I MARRIED YOU FOR HAPPINESS

By Lily Tuck. (Grove Press, 193 pages, $14)

Lily Tuck's rich, poignant novel (newly released in paperback) opens with an artist named Nina discovering that her beloved husband, Philip, a mathematician, has died in their bed while she was making dinner. And, oh, from there, the book is lovely and sad. Over the course of one long night, Nina lies down at his side, takes his hand, remembers how they met, how they courted, how they grew apart and back together over 43 years. Her memories are not strictly chronological, and they are interrupted by sharp, sad moments from the present that slap you away from her happy memories of walking in Paris, or honeymooning in Mexico. The marriage was not perfect; Nina was unfaithful, and she suspects that Philip was, as well.
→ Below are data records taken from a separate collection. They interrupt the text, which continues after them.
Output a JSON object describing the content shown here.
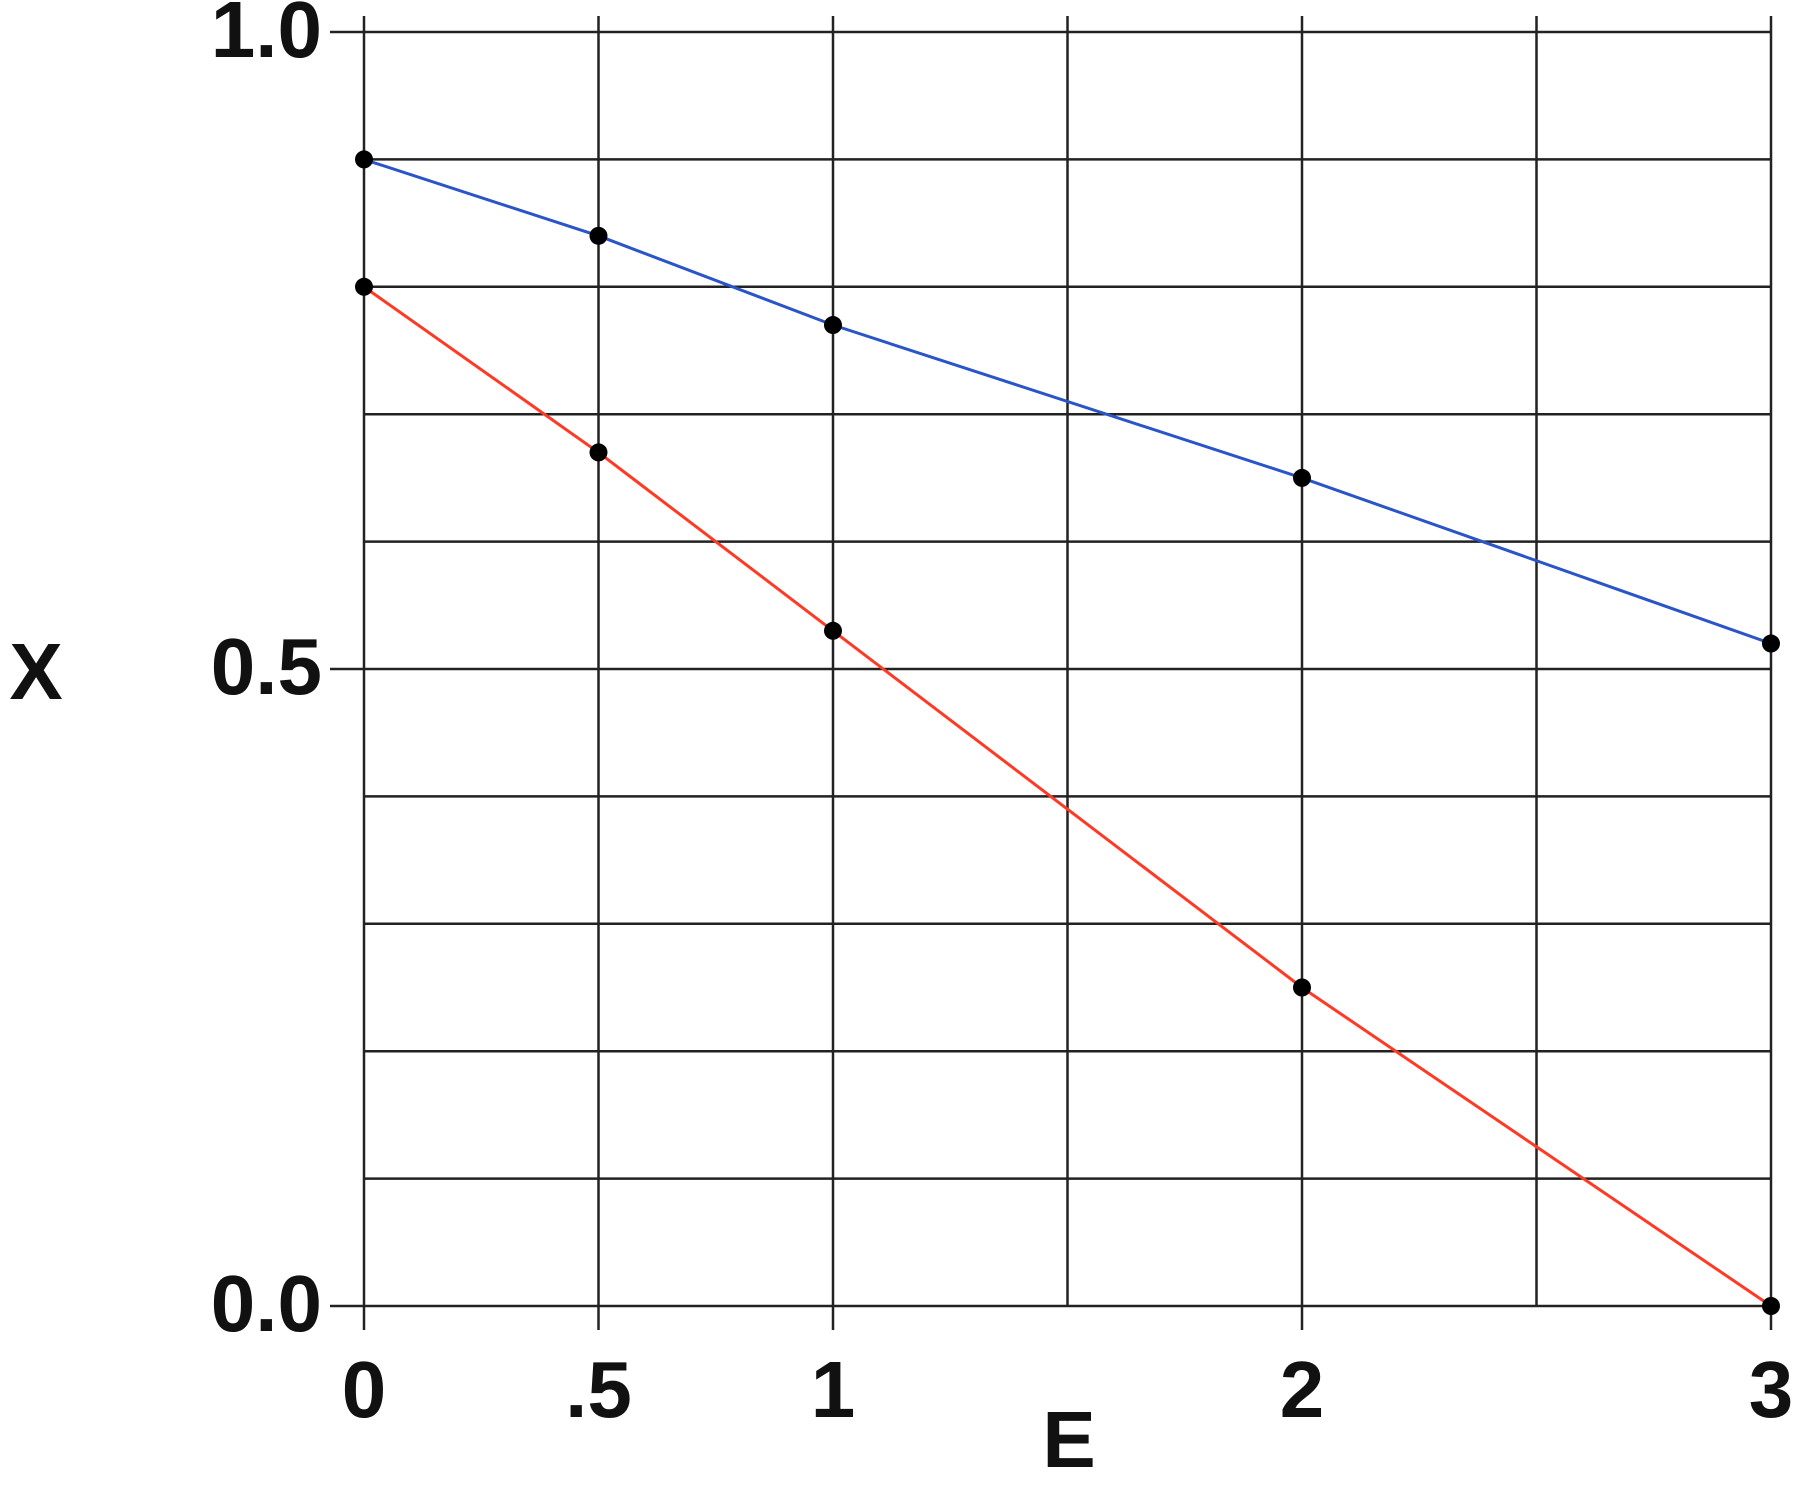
{
  "chart_data": {
    "type": "line",
    "x_label": "E",
    "y_label": "X",
    "x": [
      0,
      0.5,
      1,
      2,
      3
    ],
    "series": [
      {
        "color": "#2a55c8",
        "values": [
          0.9,
          0.84,
          0.77,
          0.65,
          0.52
        ]
      },
      {
        "color": "#ff3a24",
        "values": [
          0.8,
          0.67,
          0.53,
          0.25,
          0.0
        ]
      }
    ],
    "marker_color": "#000000",
    "xlim": [
      0,
      3
    ],
    "ylim": [
      0,
      1
    ],
    "xticks": [
      0,
      {
        "value": 0.5,
        "label": ".5"
      },
      1,
      2,
      3
    ],
    "yticks": [
      {
        "value": 0,
        "label": "0.0"
      },
      {
        "value": 0.5,
        "label": "0.5"
      },
      {
        "value": 1,
        "label": "1.0"
      }
    ],
    "xgrid": [
      0,
      0.5,
      1,
      1.5,
      2,
      2.5,
      3
    ],
    "ygrid": [
      0,
      0.1,
      0.2,
      0.3,
      0.4,
      0.5,
      0.6,
      0.7,
      0.8,
      0.9,
      1
    ],
    "grid": true
  }
}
Their daughter gave them worries. But Nina's memories (flawed as they are) are earthy and sensual: food, and drink, and lovemaking in steamy afternoons. "I Married You for Happiness" is not just the love story of Nina and Philip, it is a love story to the institution of marriage.

LAURIE HERTZEL, BOOKS EDITOR

MR. G

By Alan Lightman (Pantheon, 224 pages, $24.95)

In this short, whimsical disquisition on science and spirituality, Alan Lightman presents the musings and experiments of Mr. g, that all-powerful deity who is responsible for everything. Our narrator first creates time, then space, quantum physics and all else. At each step he refines prototypes until he is satisfied. Then his theologian side takes over, considering the implications of such inventions as planets, life and consciousness. All that limits his awesome power is, well, his consideration for his kindly Uncle Deva and his crabby Aunt Penelope. And herein lies the problem. What would a consciousness -- and a divine consciousness at that -- be like in the matter-less expanses of the cosmos? G is keenly descriptive and occasionally amusing -- yet by far reminds me too much of a college prof who demands that you enjoy his sense of humor. In 1965 Italo Calvino published "Cosmicomics," a set of short stories much like "Mr. g." Calvino's narrator is, in different tales, a morsel of cosmic dust, a dinosaur, a disembodied consciousness, a land animal that has recently crawled out of the swamp -- always ready to evolve to the next stage, always curious about scientific enigmas he encounters. In its concern with the unfolding of the universe and its unusual narrative perspective, "Mr. g" is a descendant of Calvino's remarkable collection, and unfortunately, a pedestrian one. Where Calvino is a master storyteller who is captivated by science, Lightman is a theoretical physicist who frames his lectures in tedious parables.